Known as the Muslim Brotherhood Terrorist Designation Act, the bill would require the Secretary of State to submit a report to 12 relevant committees of the Congress detailing why or why not the Muslim Brotherhood should be designated a terrorist organization. The State Department has the responsibility and authority to designate terrorist organizations and, reportedly, it is also the arm of the government most opposed to Senator Cruz’s efforts to have the Muslim Brotherhood so designated.

There has also been opposition behind the scenes from members of the Democrat party. The extent of that opposition was probably revealed recently with the revelation that the Biden administration appears to be pressuring Egyptian allies to release incarcerated members of the Muslim Brotherhood.

The Biden administration’s support for the Muslim Brotherhood is hardly surprising. The Obama-Biden administration repeatedly associated with Muslim Brotherhood leaders and operatives.

But there is hardly any justification for not designating the Muslim Brotherhood as a terrorist organization and the administration’s refusal to do so amounts to providing aid and comfort to jihadists. America’s closest Arab allies, Saudi Arabia, Egypt and the United Arab Emirates have all designated the Muslim Brotherhood.

Most importantly, there is a clear and direct connection between the Muslim Brotherhood and violent jihad. The Muslim Brotherhood founded Hamas, the Jihadist terrorist organization dedicated to replacing Israel with an Islamic state. In fact, the Hamas charter self-identifies the terrorist group as a wing of the Muslim Brotherhood. Hamas is designated a terrorist organization by the US State Department.
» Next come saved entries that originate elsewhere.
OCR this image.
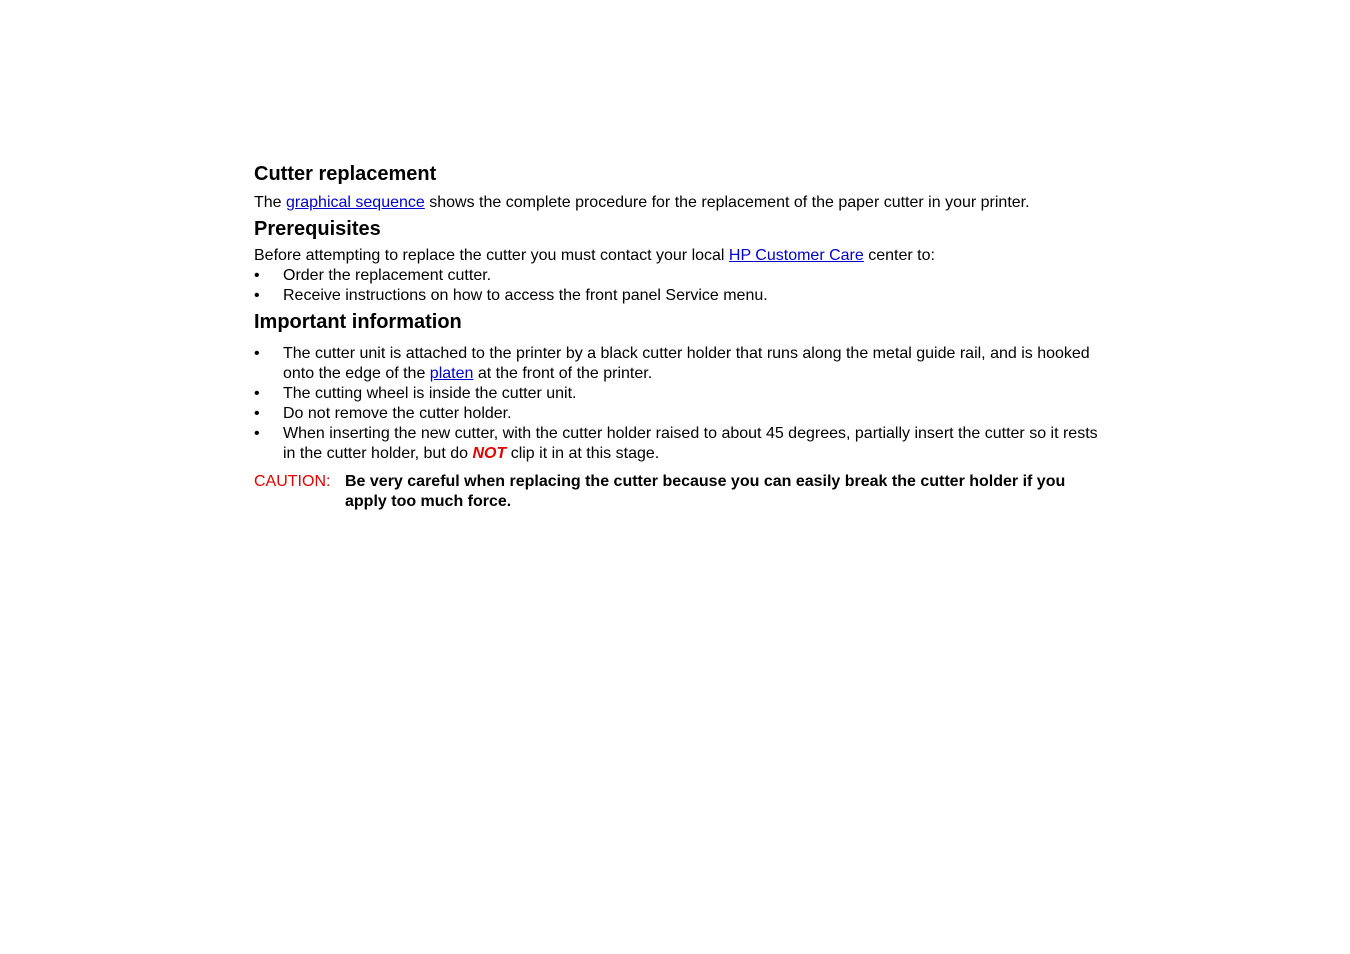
Cutter replacement

The graphical sequence shows the complete procedure for the replacement of the paper cutter in your printer.

Prerequisites

Before attempting to replace the cutter you must contact your local HP Customer Care center to:

• Order the replacement cutter.
• Receive instructions on how to access the front panel Service menu.
Important information
• The cutter unit is attached to the printer by a black cutter holder that runs along the metal guide rail, and is hooked onto the edge of the platen at the front of the printer.
• The cutting wheel is inside the cutter unit.
• Do not remove the cutter holder.
• When inserting the new cutter, with the cutter holder raised to about 45 degrees, partially insert the cutter so it rests in the cutter holder, but do NOT clip it in at this stage.
CAUTION: Be very careful when replacing the cutter because you can easily break the cutter holder if you apply too much force.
As the center has previously documented, this connection between Hamas and the Muslim Brotherhood is more than sufficient to meet the legal requirement for designation under U.S. law. Under the Trump Administration, the US designated two known Egyptian Muslim Brotherhood terrorist wings, HASM and Liwa al-Thawra, but did not achieve a designation of the entire international organization.

There is no justification for recognizing these Brotherhood affiliates as terrorist organizations but refusing to recognize its parent organization.

Designating the Muslim Brotherhood may be the single biggest policy step to getting U.S. Middle East policy back on track, and Senator Cruz is to be commended for keeping the designation of the Muslim Brotherhood front and center. The State Department needs to be held accountable for its refusal to admit links between the Muslim Brotherhood and jihadist terrorism.